The APAC region bears the brunt of this shift — it accounted for 67.45 percent of all Layer 7 DDoS activity in 2025, reflecting the concentration of digital-first sectors such as SaaS, fintech, and gaming where application availability directly affects revenue. For Singapore-based enterprises, this is a live concern: the city-state's role as a regional hub for fintech, e-commerce, and digital services means local organisations are both prime targets and on the front line of defence. The report notes that AI does not necessarily create entirely new attack types, but it dramatically compresses the time defenders have to understand and contain threats before they escalate.

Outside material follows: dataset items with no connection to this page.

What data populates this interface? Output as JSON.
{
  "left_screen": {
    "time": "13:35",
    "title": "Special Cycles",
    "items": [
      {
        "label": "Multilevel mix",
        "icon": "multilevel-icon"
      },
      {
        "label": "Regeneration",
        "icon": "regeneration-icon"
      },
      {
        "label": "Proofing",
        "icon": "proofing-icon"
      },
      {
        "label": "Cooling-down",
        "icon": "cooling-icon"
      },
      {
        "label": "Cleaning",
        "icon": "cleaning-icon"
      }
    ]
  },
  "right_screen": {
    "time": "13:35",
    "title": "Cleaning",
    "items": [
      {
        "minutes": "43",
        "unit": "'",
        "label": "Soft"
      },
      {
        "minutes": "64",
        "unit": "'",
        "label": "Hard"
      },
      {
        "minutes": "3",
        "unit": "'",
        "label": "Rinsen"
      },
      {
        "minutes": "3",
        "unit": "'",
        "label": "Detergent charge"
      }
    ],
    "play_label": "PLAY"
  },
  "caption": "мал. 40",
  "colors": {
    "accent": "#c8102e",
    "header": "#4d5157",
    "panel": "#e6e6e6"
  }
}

CDNetworks' Global Head of Infrastructure Antony Li framed the challenge in operational terms: the focus should shift from identifying every vulnerability to understanding which exposures create real risk. The report recommends a tiered defence strategy that combines WAAP protections with adaptive rate limiting, behaviour-based bot detection, and API-specific security policies — recommendations that align with guidance from Singapore's Cyber Security Agency, which has flagged AI-driven threats as a priority area for national cybersecurity.
Why it matters for Singapore: CDNetworks is one of Singapore's most significant homegrown infrastructure technology companies, and its WAAP report offers a data-rich, real-world snapshot of how AI is reshaping the threat landscape that Singapore enterprises face daily. With APAC absorbing the majority of application-layer attacks and Singapore serving as a regional digital hub, the report's findings reinforce the urgency of CSA's push for AI-aware cyber defence strategies. For local CISOs and security teams, the key takeaway is straightforward: AI-powered attacks are no longer theoretical — they are arriving at scale, and the window to respond is shrinking.